La ragazza del treno parte come uno scavo psicologico dentro le ossessioni e le fantasticherie d’una donna la cui vita è andata in frantumi. Poi il racconto s’intorbida, entrando nelle vite ideali delle due coppie da copertina, che così perfette non sono: Megan è insofferente del marito che pare violento, va da uno psicanalista (Édgar Ramírez) che pare essere il suo amante, fa la babysitter a casa di Tom e Anna, la quale pure pare insicura e insoddisfatta. A un certo punto Megan scompare: forse è morta, forse Rachel, che non s’è limitata a fare da spettatrice ma è entrata nelle vite degli altri, ne sa qualcosa. Ma la sua memoria di alcolizzata è labile: così la soluzione del caso passa necessariamente attraverso l’immersione di Rachel nei propri ricordi annebbiati, per distinguere ciò che è davvero accaduto da quanto è solo frutto della sua immaginazione distorta.
Voyerismo, abbandono, sensi di colpa, maternità negata, violenza fisica e psicologica: La ragazza del treno è un meccanismo confezionato per far scattare l’immedesimazione d’un pubblico soprattutto femminile, di cui indaga certe ansie sposandone integralmente il punto di vista. Nel racconto gli uomini rivestono un ruolo accessorio, sagome bidimensionali prive di tratti definiti, puri elementi funzionali d’una storia che diventa via via più inverosimile.

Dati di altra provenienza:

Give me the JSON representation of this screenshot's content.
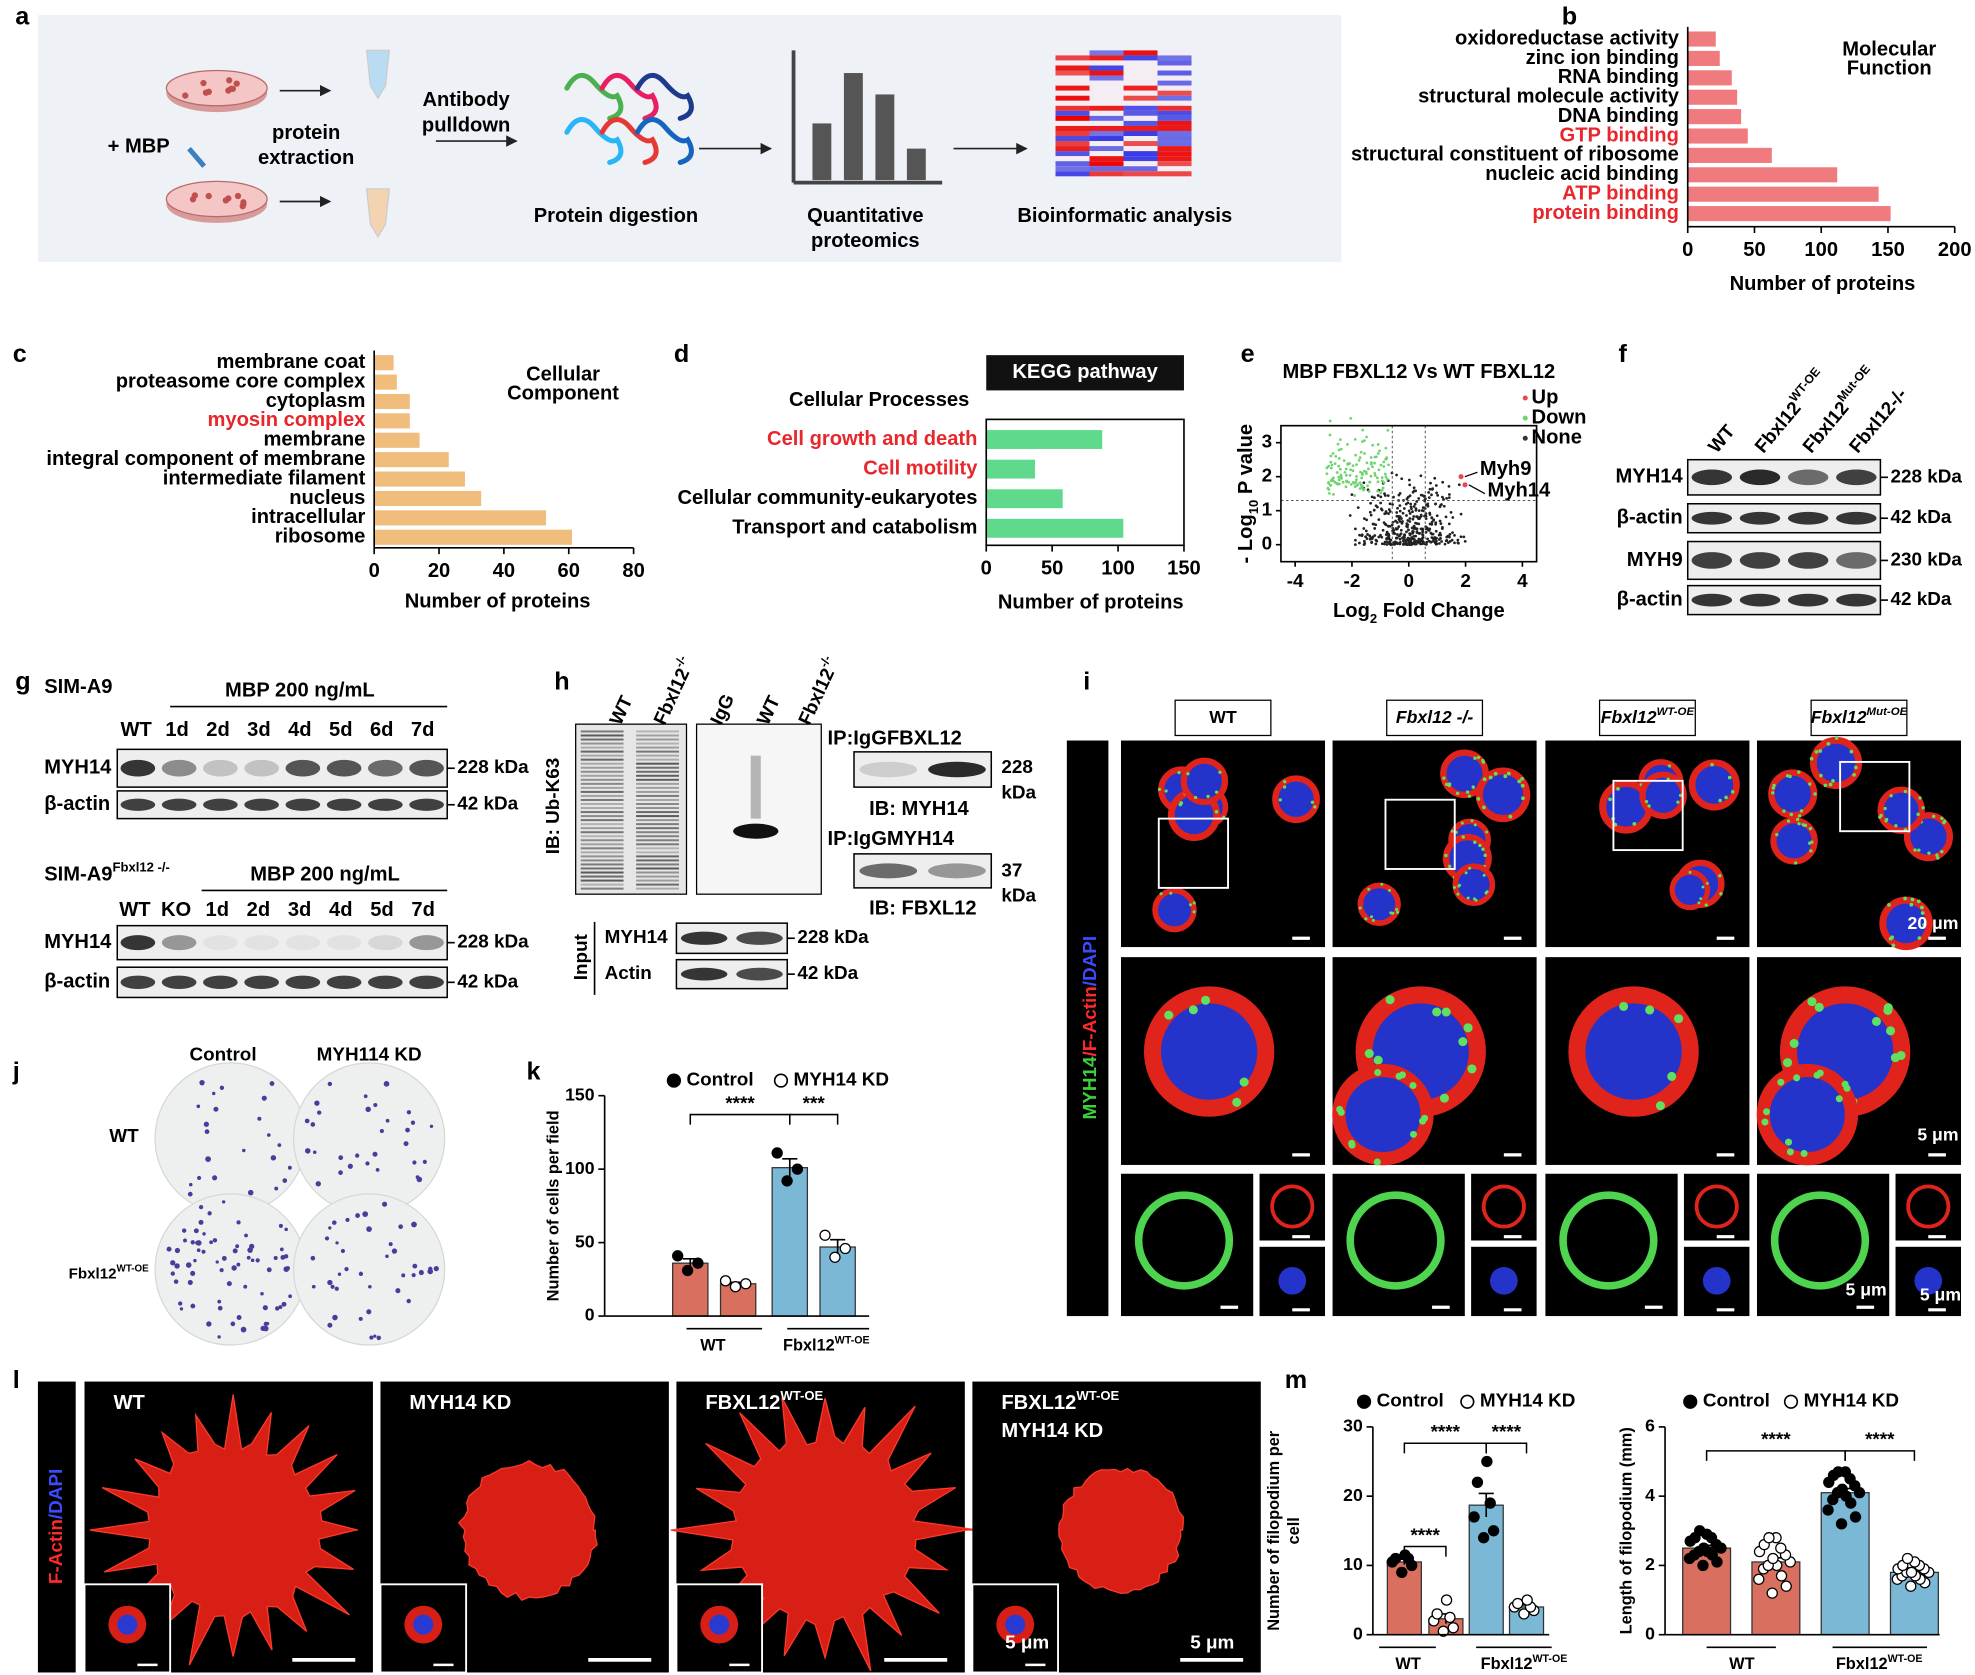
{
  "panel_labels": [
    "a",
    "b",
    "c",
    "d",
    "e",
    "f",
    "g",
    "h",
    "i",
    "j",
    "k",
    "l",
    "m"
  ],
  "workflow": {
    "treatment": "+ MBP",
    "extraction": [
      "protein",
      "extraction"
    ],
    "pulldown": [
      "Antibody",
      "pulldown"
    ],
    "digestion": "Protein digestion",
    "proteomics": [
      "Quantitative",
      "proteomics"
    ],
    "analysis": "Bioinformatic analysis"
  },
  "chart_data": [
    {
      "type": "hbar",
      "categories": [
        "oxidoreductase activity",
        "zinc ion binding",
        "RNA binding",
        "structural molecule activity",
        "DNA binding",
        "GTP binding",
        "structural constituent of ribosome",
        "nucleic acid binding",
        "ATP binding",
        "protein binding"
      ],
      "values": [
        21,
        24,
        33,
        37,
        40,
        45,
        63,
        112,
        143,
        152
      ],
      "label_colors": [
        "#000",
        "#000",
        "#000",
        "#000",
        "#000",
        "#e8262b",
        "#000",
        "#000",
        "#e8262b",
        "#e8262b"
      ],
      "color": "#f07b7e",
      "xlim": [
        0,
        200
      ],
      "xticks": [
        0,
        50,
        100,
        150,
        200
      ],
      "x_label": "Number of proteins",
      "annotation": [
        "Molecular",
        "Function"
      ]
    },
    {
      "type": "hbar",
      "categories": [
        "membrane coat",
        "proteasome core complex",
        "cytoplasm",
        "myosin complex",
        "membrane",
        "integral component of membrane",
        "intermediate filament",
        "nucleus",
        "intracellular",
        "ribosome"
      ],
      "values": [
        6,
        7,
        11,
        11,
        14,
        23,
        28,
        33,
        53,
        61
      ],
      "label_colors": [
        "#000",
        "#000",
        "#000",
        "#e8262b",
        "#000",
        "#000",
        "#000",
        "#000",
        "#000",
        "#000"
      ],
      "color": "#f0bd7c",
      "xlim": [
        0,
        80
      ],
      "xticks": [
        0,
        20,
        40,
        60,
        80
      ],
      "x_label": "Number of proteins",
      "annotation": [
        "Cellular",
        "Component"
      ]
    },
    {
      "type": "hbar",
      "title": "KEGG pathway",
      "subtitle": "Cellular Processes",
      "categories": [
        "Cell growth and death",
        "Cell motility",
        "Cellular community-eukaryotes",
        "Transport and catabolism"
      ],
      "values": [
        88,
        37,
        58,
        104
      ],
      "label_colors": [
        "#e8262b",
        "#e8262b",
        "#000",
        "#000"
      ],
      "color": "#5fd98b",
      "xlim": [
        0,
        150
      ],
      "xticks": [
        0,
        50,
        100,
        150
      ],
      "x_label": "Number of proteins"
    },
    {
      "type": "volcano",
      "title": "MBP FBXL12 Vs WT FBXL12",
      "y_label": [
        "- Log",
        "10",
        " P value"
      ],
      "x_label": [
        "Log",
        "2",
        " Fold Change"
      ],
      "xlim": [
        -4.5,
        4.5
      ],
      "ylim": [
        -0.5,
        3.5
      ],
      "xticks": [
        -4,
        -2,
        0,
        2,
        4
      ],
      "yticks": [
        0,
        1,
        2,
        3
      ],
      "legend": [
        {
          "name": "Up",
          "color": "#e8474b"
        },
        {
          "name": "Down",
          "color": "#6fd36f"
        },
        {
          "name": "None",
          "color": "#333333"
        }
      ],
      "x_thresholds": [
        -0.58,
        0.58
      ],
      "y_threshold": 1.3,
      "highlight": {
        "names": [
          "Myh9",
          "Myh14"
        ],
        "x": [
          1.84,
          1.98
        ],
        "y": [
          2.0,
          1.76
        ]
      }
    },
    {
      "type": "dotbar",
      "categories": [
        {
          "text": "WT"
        },
        {
          "text": "Fbxl12",
          "sup": "WT-OE"
        }
      ],
      "group_colors": [
        "#d9705f",
        "#7ab8d6"
      ],
      "series": [
        {
          "name": "Control",
          "marker": "filled",
          "values": [
            36,
            101
          ],
          "errors": [
            3,
            6
          ],
          "points": [
            [
              31,
              36,
              41
            ],
            [
              92,
              100,
              111
            ]
          ]
        },
        {
          "name": "MYH14 KD",
          "marker": "open",
          "values": [
            22,
            47
          ],
          "errors": [
            1,
            5
          ],
          "points": [
            [
              20,
              22,
              24
            ],
            [
              40,
              46,
              55
            ]
          ]
        }
      ],
      "ylim": [
        0,
        150
      ],
      "yticks": [
        0,
        50,
        100,
        150
      ],
      "y_label": [
        "Number of cells per field"
      ],
      "annotations": [
        "****",
        "***"
      ]
    },
    {
      "type": "dotbar",
      "categories": [
        {
          "text": "WT"
        },
        {
          "text": "Fbxl12",
          "sup": "WT-OE"
        }
      ],
      "group_colors": [
        "#d9705f",
        "#7ab8d6"
      ],
      "series": [
        {
          "name": "Control",
          "marker": "filled",
          "values": [
            10.5,
            18.7
          ],
          "errors": [
            0.4,
            1.7
          ],
          "points": [
            [
              9,
              10,
              10.5,
              11,
              11,
              11.5
            ],
            [
              14,
              15,
              17,
              19,
              22,
              25
            ]
          ]
        },
        {
          "name": "MYH14 KD",
          "marker": "open",
          "values": [
            2.3,
            4
          ],
          "errors": [
            0.7,
            0.3
          ],
          "points": [
            [
              0.5,
              1,
              2,
              2.5,
              3,
              5
            ],
            [
              3,
              3.5,
              4,
              4,
              4.5,
              5
            ]
          ]
        }
      ],
      "ylim": [
        0,
        30
      ],
      "yticks": [
        0,
        10,
        20,
        30
      ],
      "y_label": [
        "Number of filopodium per",
        "cell"
      ],
      "annotations": [
        "****",
        "****",
        "****"
      ]
    },
    {
      "type": "dotbar",
      "categories": [
        {
          "text": "WT"
        },
        {
          "text": "Fbxl12",
          "sup": "WT-OE"
        }
      ],
      "group_colors": [
        "#d9705f",
        "#7ab8d6"
      ],
      "series": [
        {
          "name": "Control",
          "marker": "filled",
          "values": [
            2.5,
            4.1
          ],
          "errors": [
            0.08,
            0.12
          ],
          "points": [
            [
              2.0,
              2.1,
              2.2,
              2.3,
              2.3,
              2.4,
              2.4,
              2.5,
              2.5,
              2.6,
              2.7,
              2.8,
              2.8,
              2.9,
              3.0
            ],
            [
              3.2,
              3.4,
              3.6,
              3.8,
              3.9,
              4.0,
              4.1,
              4.1,
              4.2,
              4.3,
              4.4,
              4.5,
              4.6,
              4.7,
              4.7
            ]
          ]
        },
        {
          "name": "MYH14 KD",
          "marker": "open",
          "values": [
            2.1,
            1.8
          ],
          "errors": [
            0.12,
            0.06
          ],
          "points": [
            [
              1.2,
              1.4,
              1.6,
              1.7,
              1.9,
              2.0,
              2.0,
              2.1,
              2.2,
              2.3,
              2.4,
              2.5,
              2.6,
              2.8,
              2.8
            ],
            [
              1.4,
              1.5,
              1.6,
              1.6,
              1.7,
              1.7,
              1.8,
              1.8,
              1.8,
              1.9,
              1.9,
              2.0,
              2.0,
              2.1,
              2.2
            ]
          ]
        }
      ],
      "ylim": [
        0,
        6
      ],
      "yticks": [
        0,
        2,
        4,
        6
      ],
      "y_label": [
        "Length of filopodium (mm)"
      ],
      "annotations": [
        "****",
        "****"
      ]
    }
  ],
  "blot_f": {
    "lanes": [
      {
        "text": "WT"
      },
      {
        "text": "Fbxl12",
        "sup": "WT-OE"
      },
      {
        "text": "Fbxl12",
        "sup": "Mut-OE"
      },
      {
        "text": "Fbxl12-/-"
      }
    ],
    "rows": [
      "MYH14",
      "β-actin",
      "MYH9",
      "β-actin"
    ],
    "sizes": [
      "228 kDa",
      "42 kDa",
      "230 kDa",
      "42 kDa"
    ]
  },
  "blot_g": {
    "cell_line": "SIM-A9",
    "treatment": "MBP 200 ng/mL",
    "lanes": [
      "WT",
      "1d",
      "2d",
      "3d",
      "4d",
      "5d",
      "6d",
      "7d"
    ],
    "rows": [
      "MYH14",
      "β-actin"
    ],
    "sizes": [
      "228 kDa",
      "42 kDa"
    ],
    "cell_line_ko": {
      "text": "SIM-A9",
      "sup": "Fbxl12 -/-"
    },
    "treatment_ko": "MBP 200 ng/mL",
    "lanes_ko": [
      "WT",
      "KO",
      "1d",
      "2d",
      "3d",
      "4d",
      "5d",
      "7d"
    ],
    "rows_ko": [
      "MYH14",
      "β-actin"
    ],
    "sizes_ko": [
      "228 kDa",
      "42 kDa"
    ]
  },
  "blot_h": {
    "lanes": [
      {
        "text": "WT"
      },
      {
        "text": "Fbxl12",
        "sup": "-/-"
      },
      {
        "text": "IgG"
      },
      {
        "text": "WT"
      },
      {
        "text": "Fbxl12",
        "sup": "-/-"
      }
    ],
    "ib_left": "IB: Ub-K63",
    "ip1": [
      "IP:",
      "IgG",
      "FBXL12"
    ],
    "ip1_size": [
      "228",
      "kDa"
    ],
    "ib1": "IB: MYH14",
    "ip2": [
      "IP:",
      "IgG",
      "MYH14"
    ],
    "ip2_size": [
      "37",
      "kDa"
    ],
    "ib2": "IB: FBXL12",
    "input": "Input",
    "input_rows": [
      "MYH14",
      "Actin"
    ],
    "input_sizes": [
      "228 kDa",
      "42 kDa"
    ]
  },
  "images_i": {
    "columns": [
      {
        "text": "WT"
      },
      {
        "text": "Fbxl12 -/-"
      },
      {
        "text": "Fbxl12",
        "sup": "WT-OE"
      },
      {
        "text": "Fbxl12",
        "sup": "Mut-OE"
      }
    ],
    "stain": [
      "MYH14",
      "/F-Actin",
      "/DAPI"
    ],
    "scale_bars": [
      "20 μm",
      "5 μm",
      "5 μm",
      "5 μm"
    ]
  },
  "images_j": {
    "columns": [
      "Control",
      "MYH114 KD"
    ],
    "rows": [
      {
        "text": "WT"
      },
      {
        "text": "Fbxl12",
        "sup": "WT-OE"
      }
    ]
  },
  "images_l": {
    "stain": [
      "F-Actin",
      "/DAPI"
    ],
    "panels": [
      [
        {
          "text": "WT"
        }
      ],
      [
        {
          "text": "MYH14 KD"
        }
      ],
      [
        {
          "text": "FBXL12",
          "sup": "WT-OE"
        }
      ],
      [
        {
          "text": "FBXL12",
          "sup": "WT-OE"
        },
        {
          "text": "MYH14 KD"
        }
      ]
    ],
    "scale_bars": [
      "5 μm",
      "5 μm"
    ]
  }
}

Ma tutto La ragazza del treno, diretto con mano impersonale da Tate Taylor, è improbabile. Il racconto vorrebbe ruotare intorno a varie forme di dolore, ma la sofferenza è ricomposta in immagini patinate, con ralenti estetizzanti e protagonisti troppo belli e monocordi (Megan sempre sexy, lo psicanalista ganzo ma dall’aria pensosa, Scott testosteronico manzo parecchio tonto). Per dare voce ai diversi personaggi femminili, la trama si rifugia in un canonico montaggio a incastri temporali e, nei continui andirivieni tra presente e passato, diventa confusa e imperscrutabile. Fino alla conclusione sopra le righe che, nella sua ansia di sorprendere e distribuire colpe tra manipolatori e manipolati, toglie qualunque plausibilità alla vicenda. E valgono a poco gli sforzi d’una Emily Blunt macilenta e tormentata.